In front of almost 18,000 enthusiastic spectators in Cologne, the team of national coach Gordon Herbert showed a strong performance on Thursday evening and raised hopes for the first medal since 2005 only four days after the clear success over defending champion Slovenia in the World Cup qualification. Johannes Thiemann was with 14 points best thrower of the German team, which made a first step towards the round of 16 with the success.
“Above all, the defense was the key. No matter who was on the field, we defended hard,” said center Daniel Theis after the game on “Magentasport”. “We can only win as a team. Of course that gives a boost, but we can’t buy anything for one win,” said Theis. “We went onto the floor without fear and worked hard,” praised coach Gordon Herbert.
“I’ve always enjoyed playing for Germany”
At first, Schröder and Co. had to wait, but for good reason: The German Basketball Federation used the start of the European Championship to pull Nowitzki’s number 14 jersey under the roof of the hall. Not only his family and old Dallas companions such as Jason Kidd, Michael Finley and club boss Mark Cuban were present at the emotional – and so far unique in German basketball – honor, but also Federal President Frank-Walter Steinmeier.
“You can quickly become a star in sport. In order to be a hero in the eyes of the fans, you also have to have heart and character,” said Steinmeier, who addressed the honoree several times with “Dear Dirk Nowitzki”. The 44-year-old from Würzburg himself kept his speech short this time and said after 153 appearances in the national jersey: “I’ve always enjoyed playing for Germany, I’ve always given everything, so it means a lot to me.”
Versatile Theis, playmaker Schröder
When Nowitzki’s final words (“And now: let’s go Germany!”) were spoken, the focus shifted to sport. In front of a large crowd, things got off to a rather bumpy start for both sides: France’s defensive anchor Rudy Gobert allowed himself an airball on a free throw, so he didn’t even hit the ring. Germany, on the other hand, waited almost four minutes for the first points after several misunderstandings before captain Schröder converted two free throws.

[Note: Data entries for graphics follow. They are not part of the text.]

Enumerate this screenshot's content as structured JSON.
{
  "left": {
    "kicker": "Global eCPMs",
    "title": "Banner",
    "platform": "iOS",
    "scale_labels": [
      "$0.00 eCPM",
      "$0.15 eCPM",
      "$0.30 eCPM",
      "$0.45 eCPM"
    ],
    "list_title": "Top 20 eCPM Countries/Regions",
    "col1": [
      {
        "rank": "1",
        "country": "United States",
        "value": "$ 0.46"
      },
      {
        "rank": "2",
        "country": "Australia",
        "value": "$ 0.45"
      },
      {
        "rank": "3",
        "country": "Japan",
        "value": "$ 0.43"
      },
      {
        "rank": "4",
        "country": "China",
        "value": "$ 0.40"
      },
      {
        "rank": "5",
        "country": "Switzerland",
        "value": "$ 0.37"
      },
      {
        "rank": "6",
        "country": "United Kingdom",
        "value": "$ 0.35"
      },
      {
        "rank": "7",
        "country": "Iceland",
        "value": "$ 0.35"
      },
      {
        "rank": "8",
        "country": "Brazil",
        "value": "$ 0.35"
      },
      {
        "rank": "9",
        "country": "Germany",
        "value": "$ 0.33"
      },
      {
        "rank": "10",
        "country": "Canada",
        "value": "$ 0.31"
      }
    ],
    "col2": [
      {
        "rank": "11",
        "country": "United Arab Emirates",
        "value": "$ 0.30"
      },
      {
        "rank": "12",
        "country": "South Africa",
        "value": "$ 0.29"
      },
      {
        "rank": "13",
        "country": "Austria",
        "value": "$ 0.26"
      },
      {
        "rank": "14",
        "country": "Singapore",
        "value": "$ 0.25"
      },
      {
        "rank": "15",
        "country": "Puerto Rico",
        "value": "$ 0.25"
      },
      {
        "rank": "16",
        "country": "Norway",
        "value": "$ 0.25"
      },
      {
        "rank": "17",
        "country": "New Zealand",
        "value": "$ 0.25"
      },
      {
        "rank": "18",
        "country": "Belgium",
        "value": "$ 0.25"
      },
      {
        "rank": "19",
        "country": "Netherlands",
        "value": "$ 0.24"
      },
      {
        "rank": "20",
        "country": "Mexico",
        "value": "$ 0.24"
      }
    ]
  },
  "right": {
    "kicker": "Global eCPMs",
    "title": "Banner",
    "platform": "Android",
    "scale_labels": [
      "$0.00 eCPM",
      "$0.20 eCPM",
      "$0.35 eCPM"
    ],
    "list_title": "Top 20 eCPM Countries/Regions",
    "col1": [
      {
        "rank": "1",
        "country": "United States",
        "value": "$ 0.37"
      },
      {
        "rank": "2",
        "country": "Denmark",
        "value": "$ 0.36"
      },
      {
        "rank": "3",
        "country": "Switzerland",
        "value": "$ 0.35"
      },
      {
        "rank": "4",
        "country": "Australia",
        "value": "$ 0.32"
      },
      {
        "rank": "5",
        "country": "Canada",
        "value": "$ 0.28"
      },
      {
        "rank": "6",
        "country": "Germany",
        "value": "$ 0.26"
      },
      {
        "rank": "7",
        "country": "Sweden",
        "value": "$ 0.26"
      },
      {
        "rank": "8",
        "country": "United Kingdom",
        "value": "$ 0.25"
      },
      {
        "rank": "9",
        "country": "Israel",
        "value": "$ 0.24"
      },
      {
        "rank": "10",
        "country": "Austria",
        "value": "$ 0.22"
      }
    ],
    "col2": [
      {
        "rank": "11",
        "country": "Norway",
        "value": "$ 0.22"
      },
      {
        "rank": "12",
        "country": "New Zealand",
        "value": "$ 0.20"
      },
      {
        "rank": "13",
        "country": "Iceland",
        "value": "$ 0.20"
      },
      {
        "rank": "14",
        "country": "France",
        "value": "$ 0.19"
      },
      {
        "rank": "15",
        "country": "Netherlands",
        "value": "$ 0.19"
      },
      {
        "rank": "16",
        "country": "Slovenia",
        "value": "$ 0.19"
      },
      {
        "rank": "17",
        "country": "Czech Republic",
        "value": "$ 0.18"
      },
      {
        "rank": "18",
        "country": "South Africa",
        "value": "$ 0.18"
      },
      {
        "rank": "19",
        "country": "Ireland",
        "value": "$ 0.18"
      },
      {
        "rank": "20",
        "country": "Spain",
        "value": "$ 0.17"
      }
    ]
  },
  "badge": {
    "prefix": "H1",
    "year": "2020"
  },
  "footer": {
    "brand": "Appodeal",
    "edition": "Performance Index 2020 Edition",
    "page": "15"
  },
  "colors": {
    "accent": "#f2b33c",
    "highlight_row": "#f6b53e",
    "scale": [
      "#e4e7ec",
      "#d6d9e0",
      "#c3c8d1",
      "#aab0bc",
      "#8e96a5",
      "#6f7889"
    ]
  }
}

Then things got better. Returnee Theis, who was unable to play for about two weeks due to knee problems, seemed stable and flexible. With his athleticism and versatility, the 30-year-old NBA professional not only enriched the offensive, but was also an important counterweight to NBA star Gobert, around whom the French team is built.
The Alba duo Maodo Lo and Thiemann as well as ex-Berliner Niels Giffey provided important impetus from the bank. The reward for a solid team performance was the lead at half-time. Unlike at the start of the 2019 World Cup (74:78 against France), the Herbert team was competitive from the start. Schröder initially impressed more as a playmaker, but the hosts also functioned primarily as a collective.
With the exception of Gobert and Evan Fournier, France no longer has the big names it did in the days of Tony Parker, but is still considered one of the favorites to win the tournament. In Slovenia, with NBA superstar Luka Doncic and Lithuania, two more tricky opponents await in Group B. If there is another win against Bosnia-Herzegovina on Saturday (2.30 p.m.), qualification for the final round in Berlin will be within reach.